I "behaved" myself this morning. I was courteous, patient, and even compassionate. No shouting. No grandiose gestures. I was meek. I do not want to speculate about the "difference" I made. God knows what becomes of the mustard seed.

We as a society, starved as we are for religious experience, invent rituals to compensate for our spiritual poverty. Is Black Friday the best we can do? When did Black Friday become a "holiday"? And when did Walmart and its titanic rivals in the retail industry become the builders and keepers of our shrines?

Does anyone else see the jarring contrast between the feasts of Thanksgiving, its quiet moments for encountering gratitude, and the spectacles of Black Friday, its noisy orgies of taking? The mystery of gift is perverted into the mysticism of riches.

I'm not being fanatical or frivolous when I say that I pray for the end of Walmart as we know it. The nation's largest employer concretely symbolizes the economic structures of sin. But it's not just Walmart. Everything about our thoroughly secularist economy must change. There is a true Gospel, and it is not the gospel of consumerism.

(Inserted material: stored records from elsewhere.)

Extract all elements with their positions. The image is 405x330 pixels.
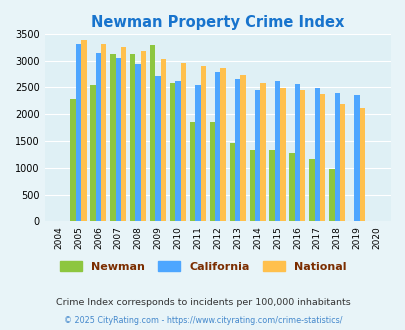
Title: Newman Property Crime Index: Newman Property Crime Index xyxy=(91,15,344,30)
Bar xyxy=(319,94,324,221)
Bar xyxy=(274,81,279,221)
Bar xyxy=(170,83,175,221)
Bar xyxy=(334,93,339,221)
Bar xyxy=(289,153,294,221)
Bar xyxy=(279,88,285,221)
Bar xyxy=(110,54,115,221)
Bar xyxy=(96,53,101,221)
Bar xyxy=(249,149,254,221)
Bar xyxy=(115,58,121,221)
Bar xyxy=(309,159,314,221)
Bar xyxy=(81,40,86,221)
Text: Crime Index corresponds to incidents per 100,000 inhabitants: Crime Index corresponds to incidents per… xyxy=(55,298,350,307)
Bar xyxy=(314,88,319,221)
Bar xyxy=(130,54,135,221)
Bar xyxy=(121,47,126,221)
Bar xyxy=(254,90,260,221)
Bar xyxy=(209,122,215,221)
Bar xyxy=(220,68,225,221)
Bar xyxy=(328,169,334,221)
Bar xyxy=(70,99,76,221)
Bar xyxy=(135,64,141,221)
Bar xyxy=(215,73,220,221)
Bar xyxy=(141,50,146,221)
Bar xyxy=(229,143,234,221)
Bar xyxy=(155,76,160,221)
Legend: Newman, California, National: Newman, California, National xyxy=(55,257,350,277)
Bar xyxy=(160,58,166,221)
Bar xyxy=(101,44,106,221)
Bar xyxy=(195,85,200,221)
Bar xyxy=(150,45,155,221)
Bar xyxy=(339,104,345,221)
Bar xyxy=(175,81,180,221)
Bar xyxy=(260,83,265,221)
Bar xyxy=(180,63,185,221)
Bar xyxy=(76,44,81,221)
Bar xyxy=(240,75,245,221)
Bar xyxy=(90,85,96,221)
Bar xyxy=(234,79,240,221)
Bar xyxy=(190,122,195,221)
Bar xyxy=(294,84,299,221)
Bar xyxy=(200,66,205,221)
Bar xyxy=(299,90,305,221)
Bar xyxy=(269,149,274,221)
Text: © 2025 CityRating.com - https://www.cityrating.com/crime-statistics/: © 2025 CityRating.com - https://www.city… xyxy=(64,316,341,325)
Bar xyxy=(359,108,364,221)
Bar xyxy=(354,95,359,221)
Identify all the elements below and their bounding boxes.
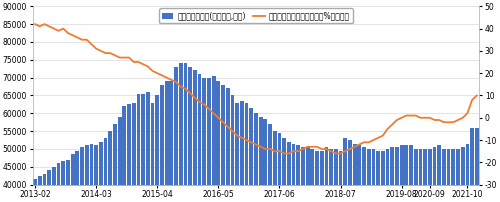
Bar [76,151,79,202]
Bar [352,144,356,202]
Bar [338,151,342,202]
Bar [330,149,333,202]
Bar [212,76,216,202]
Bar [442,149,446,202]
Bar [367,149,370,202]
Bar [404,145,408,202]
Bar [372,149,376,202]
Bar [90,144,94,202]
Bar [38,176,42,202]
Bar [240,101,244,202]
Bar [150,103,154,202]
Bar [188,67,192,202]
Bar [33,179,37,202]
Bar [376,151,380,202]
Bar [268,124,272,202]
Bar [56,163,60,202]
Bar [452,149,455,202]
Bar [202,78,206,202]
Bar [395,147,399,202]
Bar [85,145,88,202]
Bar [160,85,164,202]
Bar [273,131,276,202]
Bar [259,117,262,202]
Bar [282,138,286,202]
Bar [301,147,305,202]
Bar [122,106,126,202]
Bar [470,128,474,202]
Bar [42,174,46,202]
Bar [48,170,51,202]
Bar [306,147,310,202]
Bar [216,81,220,202]
Bar [80,147,84,202]
Bar [310,149,314,202]
Bar [244,103,248,202]
Bar [428,149,432,202]
Bar [94,145,98,202]
Bar [386,149,390,202]
Bar [475,128,478,202]
Bar [358,145,361,202]
Bar [221,85,225,202]
Bar [236,103,239,202]
Bar [254,113,258,202]
Bar [414,149,418,202]
Bar [344,138,347,202]
Bar [142,94,145,202]
Bar [446,149,450,202]
Bar [432,147,436,202]
Bar [400,145,404,202]
Bar [136,94,140,202]
Bar [390,147,394,202]
Legend: 商品房待售面积(万平方米,左轴), 商品房待售面积同比变化（%，右轴）: 商品房待售面积(万平方米,左轴), 商品房待售面积同比变化（%，右轴） [159,8,353,23]
Bar [334,149,338,202]
Bar [113,124,117,202]
Bar [146,92,150,202]
Bar [315,151,319,202]
Bar [127,104,131,202]
Bar [324,147,328,202]
Bar [66,160,70,202]
Bar [132,103,136,202]
Bar [52,167,56,202]
Bar [104,138,108,202]
Bar [198,74,202,202]
Bar [184,63,188,202]
Bar [409,145,413,202]
Bar [362,147,366,202]
Bar [179,63,182,202]
Bar [278,133,281,202]
Bar [296,145,300,202]
Bar [193,70,196,202]
Bar [165,81,168,202]
Bar [320,151,324,202]
Bar [418,149,422,202]
Bar [170,81,173,202]
Bar [461,147,464,202]
Bar [71,154,74,202]
Bar [118,117,122,202]
Bar [62,161,65,202]
Bar [438,145,441,202]
Bar [230,96,234,202]
Bar [264,119,267,202]
Bar [207,78,211,202]
Bar [423,149,427,202]
Bar [99,142,102,202]
Bar [108,131,112,202]
Bar [250,108,253,202]
Bar [381,151,384,202]
Bar [226,88,230,202]
Bar [287,142,290,202]
Bar [156,96,159,202]
Bar [456,149,460,202]
Bar [292,144,296,202]
Bar [174,67,178,202]
Bar [348,140,352,202]
Bar [466,144,469,202]
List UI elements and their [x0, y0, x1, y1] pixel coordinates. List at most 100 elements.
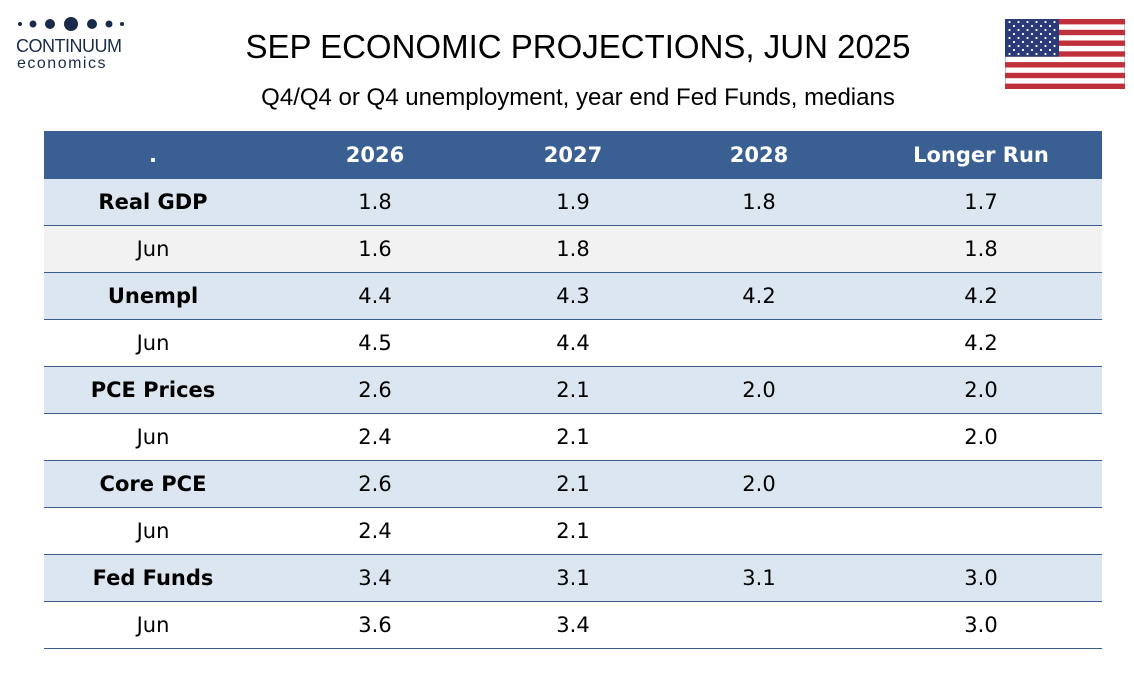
cell: 2.1 [488, 366, 658, 414]
cell: 2.1 [488, 413, 658, 461]
cell: 2.0 [658, 460, 860, 508]
cell [658, 225, 860, 273]
column-header: . [44, 131, 262, 179]
star [1008, 28, 1011, 32]
star [1044, 20, 1047, 24]
cell: 1.8 [658, 179, 860, 226]
logo-dots [18, 17, 124, 31]
cell: 3.6 [262, 601, 488, 649]
star [1039, 24, 1043, 28]
cell: 1.8 [262, 179, 488, 226]
row-label: Real GDP [44, 179, 262, 226]
subtitle: Q4/Q4 or Q4 unemployment, year end Fed F… [261, 84, 895, 111]
star [1026, 28, 1029, 32]
cell: 3.4 [262, 554, 488, 602]
star [1017, 36, 1020, 40]
logo-tagline: economics [17, 55, 107, 72]
star [1053, 28, 1056, 32]
cell [860, 460, 1102, 508]
star [1026, 52, 1029, 56]
cell: 2.0 [658, 366, 860, 414]
prior-row: Jun 2.4 2.1 2.0 [44, 413, 1102, 461]
row-label: PCE Prices [44, 366, 262, 414]
column-header: Longer Run [860, 131, 1102, 179]
cell: 2.6 [262, 366, 488, 414]
logo-name: CONTINUUM [16, 36, 122, 56]
star [1053, 36, 1056, 40]
cell: 1.8 [488, 225, 658, 273]
star [1039, 32, 1043, 36]
cell [658, 413, 860, 461]
star [1053, 20, 1056, 24]
star [1030, 32, 1034, 36]
star [1048, 32, 1052, 36]
cell: 2.0 [860, 366, 1102, 414]
prior-row: Jun 2.4 2.1 [44, 507, 1102, 555]
row-label: Jun [44, 319, 262, 367]
row-label: Jun [44, 601, 262, 649]
star [1021, 32, 1025, 36]
column-header: 2026 [262, 131, 488, 179]
row-label: Core PCE [44, 460, 262, 508]
cell: 1.7 [860, 179, 1102, 226]
cell: 3.0 [860, 554, 1102, 602]
main-row: Core PCE 2.6 2.1 2.0 [44, 460, 1102, 508]
star [1044, 36, 1047, 40]
cell: 1.8 [860, 225, 1102, 273]
star [1035, 52, 1038, 56]
cell: 4.2 [658, 272, 860, 320]
cell: 2.1 [488, 460, 658, 508]
cell: 3.1 [658, 554, 860, 602]
cell: 3.0 [860, 601, 1102, 649]
star [1012, 48, 1016, 52]
star [1012, 40, 1016, 44]
cell: 4.4 [262, 272, 488, 320]
prior-row: Jun 1.6 1.8 1.8 [44, 225, 1102, 273]
star [1012, 32, 1016, 36]
star [1026, 44, 1029, 48]
star [1030, 40, 1034, 44]
star [1008, 44, 1011, 48]
star [1021, 40, 1025, 44]
cell: 2.4 [262, 413, 488, 461]
star [1053, 52, 1056, 56]
us-flag [1005, 19, 1125, 89]
star [1035, 28, 1038, 32]
cell: 4.3 [488, 272, 658, 320]
row-label: Fed Funds [44, 554, 262, 602]
cell: 4.5 [262, 319, 488, 367]
main-row: PCE Prices 2.6 2.1 2.0 2.0 [44, 366, 1102, 414]
column-header: 2028 [658, 131, 860, 179]
star [1021, 24, 1025, 28]
cell: 2.4 [262, 507, 488, 555]
star [1039, 40, 1043, 44]
star [1048, 24, 1052, 28]
cell: 3.1 [488, 554, 658, 602]
cell: 2.1 [488, 507, 658, 555]
cell: 4.4 [488, 319, 658, 367]
star [1017, 52, 1020, 56]
star [1044, 44, 1047, 48]
main-row: Fed Funds 3.4 3.1 3.1 3.0 [44, 554, 1102, 602]
row-label: Jun [44, 225, 262, 273]
star [1035, 44, 1038, 48]
star [1030, 24, 1034, 28]
prior-row: Jun 3.6 3.4 3.0 [44, 601, 1102, 649]
star [1008, 20, 1011, 24]
row-label: Unempl [44, 272, 262, 320]
star [1044, 28, 1047, 32]
column-header: 2027 [488, 131, 658, 179]
header-row: . 2026 2027 2028 Longer Run [44, 131, 1102, 179]
cell: 4.2 [860, 319, 1102, 367]
star [1026, 36, 1029, 40]
cell: 4.2 [860, 272, 1102, 320]
star [1035, 20, 1038, 24]
row-label: Jun [44, 413, 262, 461]
main-row: Unempl 4.4 4.3 4.2 4.2 [44, 272, 1102, 320]
title: SEP ECONOMIC PROJECTIONS, JUN 2025 [245, 28, 911, 65]
star [1048, 48, 1052, 52]
cell: 3.4 [488, 601, 658, 649]
star [1008, 36, 1011, 40]
cell: 2.0 [860, 413, 1102, 461]
star [1035, 36, 1038, 40]
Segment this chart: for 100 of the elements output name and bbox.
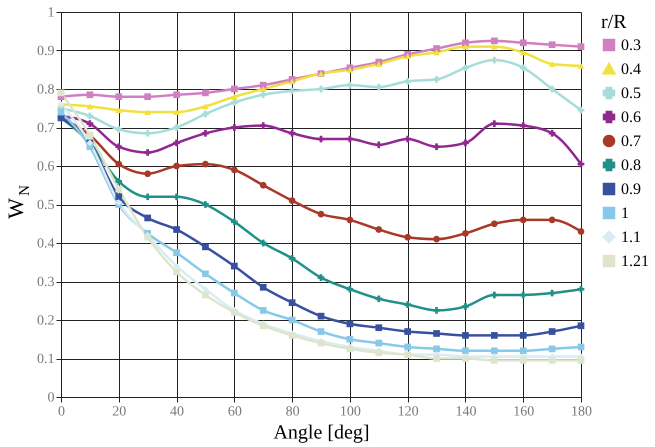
point xyxy=(318,210,324,218)
point xyxy=(433,236,440,242)
point xyxy=(144,149,152,156)
point xyxy=(288,255,296,262)
point xyxy=(490,357,498,364)
point xyxy=(230,218,238,226)
point xyxy=(115,193,122,200)
point xyxy=(578,286,584,293)
point xyxy=(230,94,238,100)
point xyxy=(144,93,152,100)
point xyxy=(173,91,180,98)
point xyxy=(202,286,209,293)
point xyxy=(433,76,440,83)
point xyxy=(548,61,556,67)
point xyxy=(433,45,440,52)
x-tick-label: 120 xyxy=(398,404,419,420)
point xyxy=(404,234,412,241)
point xyxy=(173,226,180,233)
point xyxy=(260,284,267,291)
y-axis-title: WN xyxy=(3,184,33,219)
point xyxy=(260,240,267,246)
point xyxy=(578,106,584,114)
point xyxy=(548,86,556,92)
y-tick-label: 0.5 xyxy=(37,198,54,213)
legend-label: 1 xyxy=(621,205,629,222)
point xyxy=(375,226,382,233)
legend-label: 0.3 xyxy=(621,37,641,54)
point xyxy=(490,120,498,128)
point xyxy=(375,84,382,90)
point xyxy=(86,91,94,98)
point xyxy=(346,216,354,224)
point xyxy=(230,262,238,270)
point xyxy=(346,336,354,343)
point xyxy=(404,136,412,142)
point xyxy=(520,347,527,354)
point xyxy=(115,107,122,114)
point xyxy=(462,140,469,146)
y-tick-label: 0.2 xyxy=(37,314,54,328)
point xyxy=(462,64,469,72)
point xyxy=(288,197,296,204)
point xyxy=(490,332,498,339)
point xyxy=(433,330,440,337)
point xyxy=(115,143,122,150)
x-tick-label: 80 xyxy=(286,404,300,420)
y-tick-label: 1 xyxy=(48,6,54,20)
point xyxy=(520,216,527,224)
point xyxy=(404,301,412,308)
point xyxy=(548,216,556,224)
point xyxy=(578,344,584,350)
point xyxy=(520,357,527,364)
point xyxy=(548,130,556,137)
point xyxy=(490,220,498,228)
point xyxy=(520,292,527,298)
x-tick-label: 140 xyxy=(455,404,476,420)
point xyxy=(462,332,469,339)
legend-label: 0.8 xyxy=(621,157,641,174)
point xyxy=(86,103,94,110)
point xyxy=(375,295,382,302)
point xyxy=(202,89,209,96)
legend-label: 0.5 xyxy=(621,85,641,102)
x-tick-label: 100 xyxy=(340,404,361,420)
point xyxy=(462,39,469,46)
point xyxy=(520,332,527,339)
point xyxy=(144,214,152,222)
point xyxy=(375,61,382,67)
point xyxy=(202,292,209,298)
legend-label: 0.6 xyxy=(621,109,641,126)
legend-label: 0.4 xyxy=(621,61,641,78)
legend-title: r/R xyxy=(601,11,628,33)
point xyxy=(578,322,584,330)
point xyxy=(58,108,64,116)
point xyxy=(375,141,382,148)
y-tick-label: 0.8 xyxy=(37,82,54,98)
point xyxy=(288,316,296,324)
x-tick-label: 180 xyxy=(571,404,592,420)
point xyxy=(433,143,440,150)
point xyxy=(86,112,94,120)
point xyxy=(230,86,238,92)
point xyxy=(115,160,122,168)
point xyxy=(144,109,152,116)
point xyxy=(202,243,209,250)
point xyxy=(433,50,440,56)
point xyxy=(288,299,296,306)
point xyxy=(404,344,412,350)
x-tick-label: 60 xyxy=(228,404,242,420)
point xyxy=(548,328,556,335)
x-axis-title: Angle [deg] xyxy=(273,422,370,444)
point xyxy=(288,88,296,94)
point xyxy=(230,99,238,106)
point xyxy=(260,182,267,189)
point xyxy=(115,126,122,133)
point xyxy=(520,39,527,46)
point xyxy=(115,178,122,185)
point xyxy=(346,286,354,293)
y-tick-label: 0.1 xyxy=(37,352,54,367)
point xyxy=(548,290,556,296)
point xyxy=(173,162,180,170)
x-tick-label: 160 xyxy=(513,404,534,420)
point xyxy=(230,124,238,131)
point xyxy=(144,130,152,137)
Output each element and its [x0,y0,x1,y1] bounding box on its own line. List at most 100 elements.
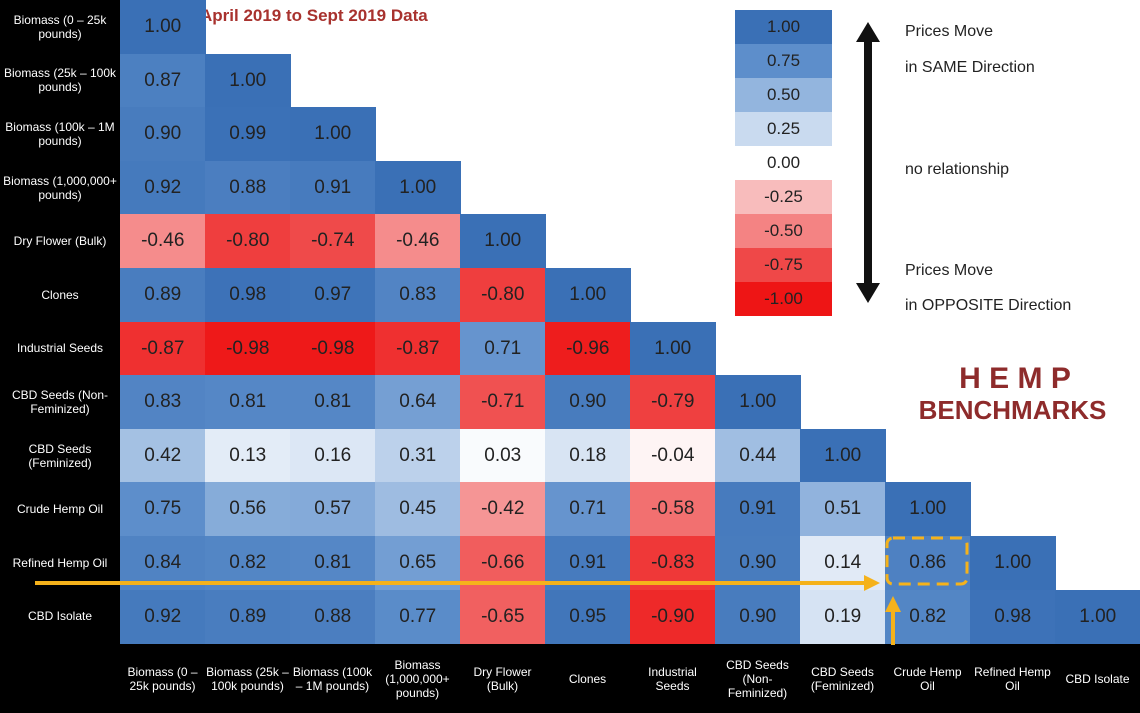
cell: 0.31 [375,428,461,483]
cell: 0.83 [120,375,206,430]
cell: 1.00 [970,536,1056,591]
column-label: Biomass (100k – 1M pounds) [292,665,373,693]
cell: -0.90 [630,589,716,644]
cell: 1.00 [120,0,206,55]
cell: 0.87 [120,53,206,108]
column-label: Industrial Seeds [648,665,697,693]
cell: 0.89 [205,589,291,644]
cell: -0.46 [120,214,206,269]
direction-arrow [856,22,880,303]
cell: -0.46 [375,214,461,269]
legend-swatch: 1.00 [735,10,832,44]
row-label: Biomass (25k – 100k pounds) [3,66,117,95]
cell: 0.90 [715,536,801,591]
cell: 1.00 [1055,589,1140,644]
cell: 0.84 [120,536,206,591]
cell: 0.90 [545,375,631,430]
legend-note: Prices Move [905,262,994,279]
cell: -0.42 [460,482,546,537]
cell: -0.65 [460,589,546,644]
legend-swatch: -0.75 [735,248,832,282]
column-label: Refined Hemp Oil [974,665,1051,693]
column-label: Biomass (25k – 100k pounds) [206,665,289,693]
column-label: Clones [568,672,607,686]
row-label: CBD Seeds (Non-Feminized) [11,387,109,416]
cell: 0.91 [715,482,801,537]
cell: 0.56 [205,482,291,537]
cell: 0.71 [460,321,546,376]
cell: 1.00 [800,428,886,483]
cell: -0.80 [460,268,546,323]
row-label: CBD Isolate [27,609,93,624]
cell: -0.87 [375,321,461,376]
cell: 0.90 [715,589,801,644]
cell: -0.66 [460,536,546,591]
cell: 0.92 [120,589,206,644]
cell: 1.00 [375,160,461,215]
cell: 0.95 [545,589,631,644]
cell: 0.83 [375,268,461,323]
cell: 0.91 [545,536,631,591]
legend-note: in OPPOSITE Direction [905,297,1072,314]
brand: H E M P [959,362,1071,395]
column-label: Biomass (1,000,000+ pounds) [385,658,450,700]
cell: 1.00 [630,321,716,376]
cell: 0.64 [375,375,461,430]
cell: 0.92 [120,160,206,215]
cell: 0.16 [290,428,376,483]
cell: 0.81 [290,536,376,591]
cell: 0.71 [545,482,631,537]
cell: 0.82 [205,536,291,591]
cell: 1.00 [205,53,291,108]
column-label: CBD Seeds (Feminized) [810,665,875,693]
cell: -0.71 [460,375,546,430]
cell: 0.82 [885,589,971,644]
cell: 1.00 [460,214,546,269]
chart-title: April 2019 to Sept 2019 Data [200,6,428,25]
cell: 0.13 [205,428,291,483]
cell: 0.88 [290,589,376,644]
cell: -0.98 [205,321,291,376]
cell: -0.98 [290,321,376,376]
legend-note: in SAME Direction [905,59,1035,76]
legend-note: no relationship [905,161,1010,178]
cell: 0.57 [290,482,376,537]
cell: 0.03 [460,428,546,483]
row-label: Biomass (0 – 25k pounds) [13,12,107,41]
cell: 0.42 [120,428,206,483]
cell: -0.83 [630,536,716,591]
row-label: Industrial Seeds [16,341,104,356]
column-label: Dry Flower (Bulk) [473,665,532,693]
cell: -0.96 [545,321,631,376]
cell: -0.80 [205,214,291,269]
cell: -0.87 [120,321,206,376]
cell: 1.00 [885,482,971,537]
cell: -0.74 [290,214,376,269]
legend-swatch: 0.50 [735,78,832,112]
cell: 0.86 [885,536,971,591]
cell: 0.19 [800,589,886,644]
cell: 0.90 [120,107,206,162]
row-label: Biomass (1,000,000+ pounds) [3,173,117,202]
cell: 0.91 [290,160,376,215]
label-row [0,643,1140,713]
cell: 0.81 [290,375,376,430]
cell: 0.45 [375,482,461,537]
cell: 0.75 [120,482,206,537]
cell: 0.51 [800,482,886,537]
cell: 0.98 [205,268,291,323]
cell: 0.44 [715,428,801,483]
cell: 0.89 [120,268,206,323]
row-label: Clones [41,287,79,302]
column-label: Biomass (0 – 25k pounds) [127,665,198,693]
brand: BENCHMARKS [918,395,1107,425]
legend-note: Prices Move [905,23,994,40]
legend-swatch: 0.75 [735,44,832,78]
legend-swatch: -0.25 [735,180,832,214]
column-label: Crude Hemp Oil [893,665,962,693]
label-column [0,0,120,713]
cell: -0.79 [630,375,716,430]
row-label: Biomass (100k – 1M pounds) [5,119,115,148]
cell: 1.00 [545,268,631,323]
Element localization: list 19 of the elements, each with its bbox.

The person matters first. The person matters most. The person is the gift, and God, who is personality itself, is the source of all riches. Francis, the merchant's son, learned this through conversion.

We are not saved by Black Friday. Salvation was accomplished on Good Friday.

Weather

The sun is shining and the sky is blue, and it feels good.

1 comment:

  1. Your gesture, your act, seems wonderfully appropriate and deeply Franciscan.